LAS VEGAS--From the balcony of our honeymoon suite here at The Platinum Hotel, you can see the backside of The Strip--Mandalay Bay on the far left to the Wynn and Encore on the way right--and you can almost convince yourself that you live at some remove from the vacationing hoi polloi who decamp from the fruited plain to Sin City.
Even on a honeymoon in Vegas, The Platinum's status as one of the few classy no-smoke, no-gamble hotels within proximity of the Strip--and my own inclination not to drink--might put us at a psychic distance from the action...but not so fast. No matter how much distance there might be in Vegas between one and the Strip one block away, there's no escaping what this place means to these United States.
Vegas, man-made and juiced-up, is where our story as a country has come to an end.
Evidence abounds at the resorts, from ParisLasVegas to New York, New York, from The Venetian to Caesar's Palace. More than a mere playground, Vegas is now the place where America comes in search of its own story. Instead of real history, we come to play pretend in make-believe places that require no narrative. When people asked us where we were going on our honeymoon, I said: "Vegas"--with no further explanation needed.
Here's the story or lack thereof. We went to see The Beatles "Love" show put on by Cirque du Soleil and it was magnificent in every way, from indescribable costumes to stomp dancers to roller bladders to trapeze artists who never seemed to sweat no matter how high they twirled. With a stage cut up into quadrants--and video screens and vocal skits by the fictionalized Fab Four--there's no way a fan can walk out of the show with anything but a warm and fuzzy feeling about John, Paul, George, and Ringo.
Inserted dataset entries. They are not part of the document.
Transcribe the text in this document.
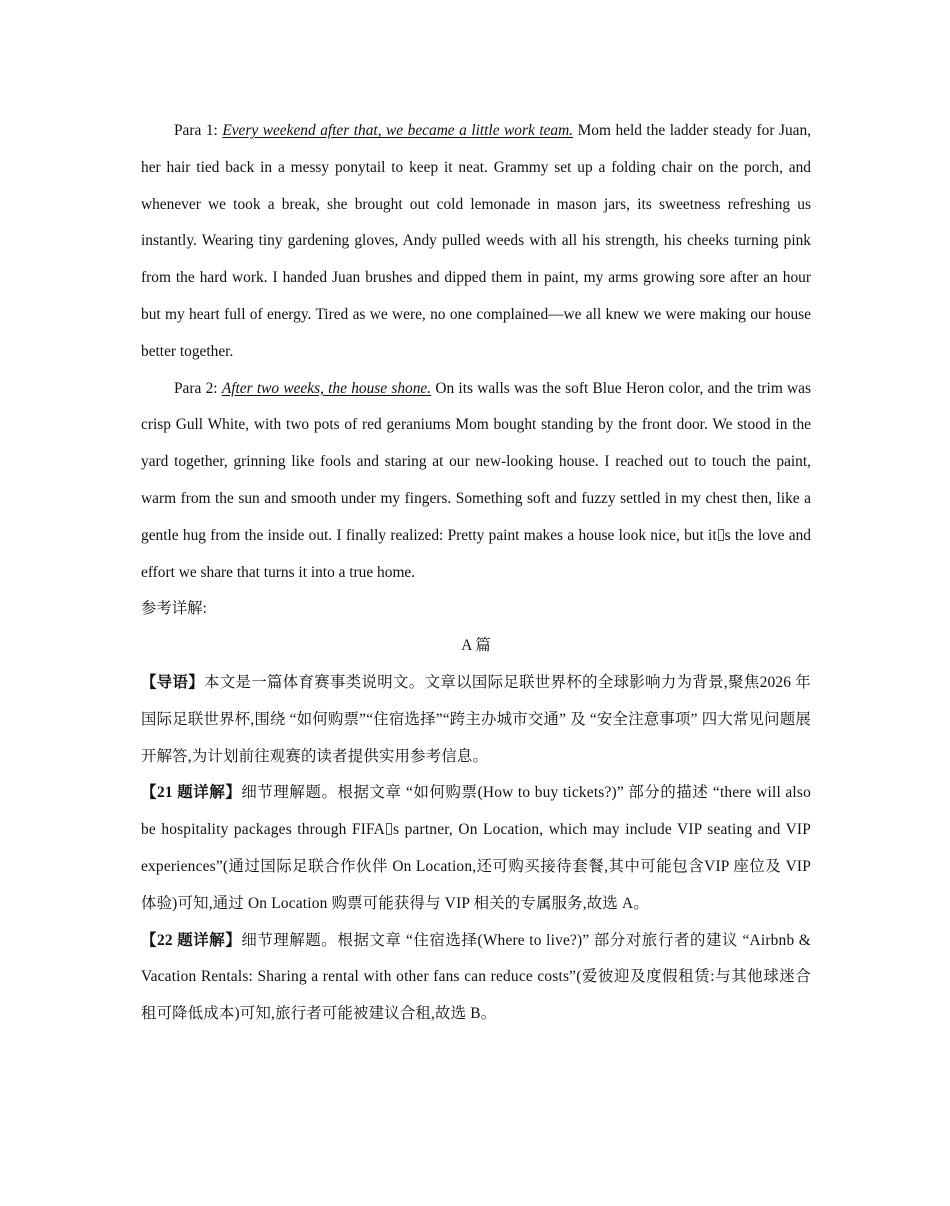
Para 1: Every weekend after that, we became a little work team. Mom held the ladder steady for Juan, her hair tied back in a messy ponytail to keep it neat. Grammy set up a folding chair on the porch, and whenever we took a break, she brought out cold lemonade in mason jars, its sweetness refreshing us instantly. Wearing tiny gardening gloves, Andy pulled weeds with all his strength, his cheeks turning pink from the hard work. I handed Juan brushes and dipped them in paint, my arms growing sore after an hour but my heart full of energy. Tired as we were, no one complained—we all knew we were making our house better together.

Para 2: After two weeks, the house shone. On its walls was the soft Blue Heron color, and the trim was crisp Gull White, with two pots of red geraniums Mom bought standing by the front door. We stood in the yard together, grinning like fools and staring at our new-looking house. I reached out to touch the paint, warm from the sun and smooth under my fingers. Something soft and fuzzy settled in my chest then, like a gentle hug from the inside out. I finally realized: Pretty paint makes a house look nice, but it s the love and effort we share that turns it into a true home.

参考详解:

A 篇

【导语】本文是一篇体育赛事类说明文。文章以国际足联世界杯的全球影响力为背景,聚焦2026 年国际足联世界杯,围绕 “如何购票”“住宿选择”“跨主办城市交通” 及 “安全注意事项” 四大常见问题展开解答,为计划前往观赛的读者提供实用参考信息。

【21 题详解】细节理解题。根据文章 “如何购票(How to buy tickets?)” 部分的描述 “there will also be hospitality packages through FIFA s partner, On Location, which may include VIP seating and VIP experiences”(通过国际足联合作伙伴 On Location,还可购买接待套餐,其中可能包含VIP 座位及 VIP 体验)可知,通过 On Location 购票可能获得与 VIP 相关的专属服务,故选 A。

【22 题详解】细节理解题。根据文章 “住宿选择(Where to live?)” 部分对旅行者的建议 “Airbnb & Vacation Rentals: Sharing a rental with other fans can reduce costs”(爱彼迎及度假租赁:与其他球迷合租可降低成本)可知,旅行者可能被建议合租,故选 B。
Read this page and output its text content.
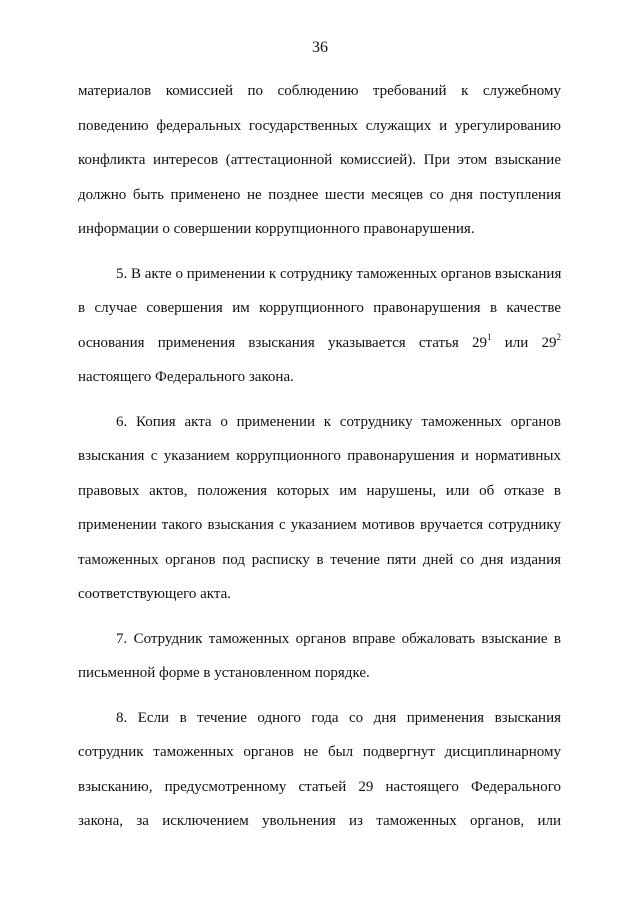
36
материалов комиссией по соблюдению требований к служебному
поведению федеральных государственных служащих и урегулированию
конфликта интересов (аттестационной комиссией). При этом взыскание
должно быть применено не позднее шести месяцев со дня поступления
информации о совершении коррупционного правонарушения.
5. В акте о применении к сотруднику таможенных органов взыскания
в случае совершения им коррупционного правонарушения в качестве
основания применения взыскания указывается статья $29^1$ или $29^2$
настоящего Федерального закона.
6. Копия акта о применении к сотруднику таможенных органов
взыскания с указанием коррупционного правонарушения и нормативных
правовых актов, положения которых им нарушены, или об отказе в
применении такого взыскания с указанием мотивов вручается сотруднику
таможенных органов под расписку в течение пяти дней со дня издания
соответствующего акта.
7. Сотрудник таможенных органов вправе обжаловать взыскание в
письменной форме в установленном порядке.
8. Если в течение одного года со дня применения взыскания
сотрудник таможенных органов не был подвергнут дисциплинарному
взысканию, предусмотренному статьей 29 настоящего Федерального
закона, за исключением увольнения из таможенных органов, или
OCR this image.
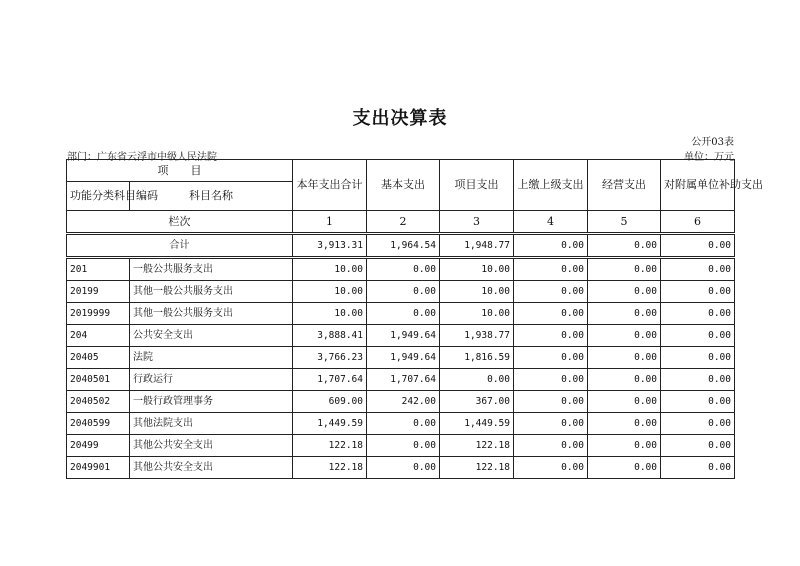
支出决算表
公开03表
部门：广东省云浮市中级人民法院	单位：万元
项　　目		本年支出合计	基本支出	项目支出	上缴上级支出	经营支出	对附属单位补助支出
功能分类科目编码	科目名称						
栏次		1	2	3	4	5	6
合计		3,913.31	1,964.54	1,948.77	0.00	0.00	0.00
201	一般公共服务支出	10.00	0.00	10.00	0.00	0.00	0.00
20199	其他一般公共服务支出	10.00	0.00	10.00	0.00	0.00	0.00
2019999	其他一般公共服务支出	10.00	0.00	10.00	0.00	0.00	0.00
204	公共安全支出	3,888.41	1,949.64	1,938.77	0.00	0.00	0.00
20405	法院	3,766.23	1,949.64	1,816.59	0.00	0.00	0.00
2040501	行政运行	1,707.64	1,707.64	0.00	0.00	0.00	0.00
2040502	一般行政管理事务	609.00	242.00	367.00	0.00	0.00	0.00
2040599	其他法院支出	1,449.59	0.00	1,449.59	0.00	0.00	0.00
20499	其他公共安全支出	122.18	0.00	122.18	0.00	0.00	0.00
2049901	其他公共安全支出	122.18	0.00	122.18	0.00	0.00	0.00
But I wanted more. When "Love" began, with the lads in Liverpool suffering through the Blitz in London during World War II, I had hopes for the chronological story that was likely to go from "She Loves You" all the way to "All You Need is Love." No such luck: the chronological was quickly dismissed in favor of an emotional journey that hop-scotched from "Eleanor Rigby" to "Help" to the recurring "tea" references that stood in for drugs hard and soft.
Blue Man Group the next night came with much brilliance but many of the same frustrations. With its emphasis on plumbing, future-speak, and drumming, the show was never less than entertaining and never really challenging. It was meant to be funny and it was, but the alien Blue Men, blue-faced brothers from another planet, always stopped short of the uncomfortable. Again: there was no story and no narrative to tie the entertainment together.
Things improved but only marginally on our final night when we bought tickets to "The Lion King," directed by Julie Taymer, who has appeared on my "Con Games" radio show in Aspen. This time there were incredible costumes and puppets and Elton John's music--and an actual story about a young Lion King who regains his father's throne--a story woven of the thinnest thread imaginable.
You might say story, story, story has been replaced by location, location, location--and not just in Las Vegas. Without a story to call our own, it's not entirely clear where we can go from here.